We’ve got just a few more days before it’s time to put on the New Year’s Eve dancing shoes and break open the champagne. So what’s U.S. Secretary of Education Arne Duncan predicting for next year?
- More than 60,000 additional children will enroll in high-quality early learning. (I think he’s hoping for good results from the administration’s new Preschool Development Grant program and other initiatives.)
- Six hundred new commitments by colleges, organizations, and companies will help thousands more students prepare for and graduate from college. (Sounds like he’s putting a lot of stock in the White House’s recent higher education summit.)
- Ten million more students will have high-speed Internet access (That would mean a great success for the Obama administration’s E-rate initiative.)

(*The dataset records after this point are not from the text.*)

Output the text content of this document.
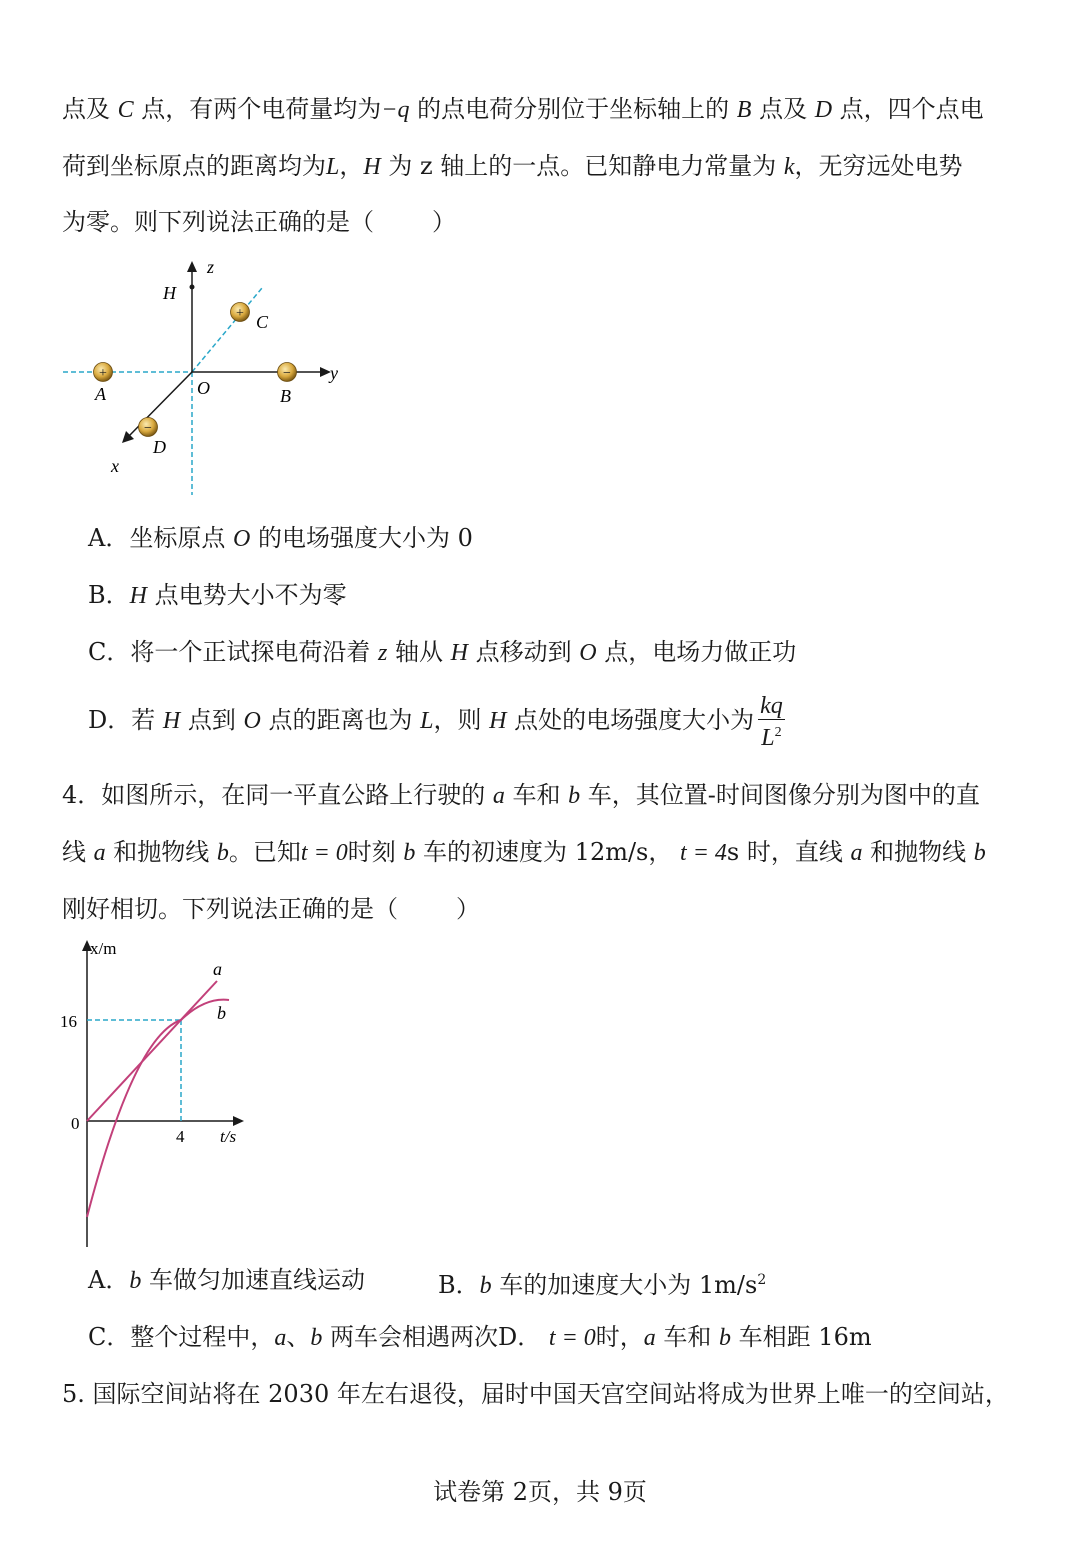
点及 C 点，有两个电荷量均为−q 的点电荷分别位于坐标轴上的 B 点及 D 点，四个点电
荷到坐标原点的距离均为L，H 为 z 轴上的一点。已知静电力常量为 k，无穷远处电势
为零。则下列说法正确的是（ ）
+	−
+
−
z
H
C
y
O
A	B
D
x
A．坐标原点 O 的电场强度大小为 0
B．H 点电势大小不为零
C．将一个正试探电荷沿着 z 轴从 H 点移动到 O 点，电场力做正功
D．若 H 点到 O 点的距离也为 L，则 H 点处的电场强度大小为 $\frac{kq}{L^2}$
4．如图所示，在同一平直公路上行驶的 a 车和 b 车，其位置-时间图像分别为图中的直
线 a 和抛物线 b。已知t = 0时刻 b 车的初速度为 12m/s， t = 4s 时，直线 a 和抛物线 b
刚好相切。下列说法正确的是（ ）
x/m
16
0
4 t/s
a
b
A．b 车做匀加速直线运动	B．b 车的加速度大小为 $1m/s^2$
C．整个过程中，a、b 两车会相遇两次D． t = 0时，a 车和 b 车相距 16m
5. 国际空间站将在 2030 年左右退役，届时中国天宫空间站将成为世界上唯一的空间站，
试卷第 2页，共 9页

- America’s high school graduation rate will set a record—again. (Graduation rates were, indeed, at an all-time high this year, but it’s noteworthy that big achievement gaps remain. What’s more, the metric in question has only been required since 2008, and only uniformly used since 2012. Plus, grad rates went from 79 percent to 80 percent, hardly a dramatic jump. Still, a record’s a record.)
Not on Duncan’s list? A reauthorization of the No Child Left Behind Act, a top priority for both U.S. Rep. John Kline, R-Minn., the chairman of the House education committee, and Sen. Lamar Alexander, R-Tenn., the incoming chairman of the Senate education panel.
That omission puts Duncan pretty much in line with the majority of education insiders surveyed by Whiteboard Advisors, a government-relations organization in Washington. On the most recent poll conducted by the group, just 40 percent of insiders expected to see NCLB renewal in 2015.
What are your edu-predictions for 2015?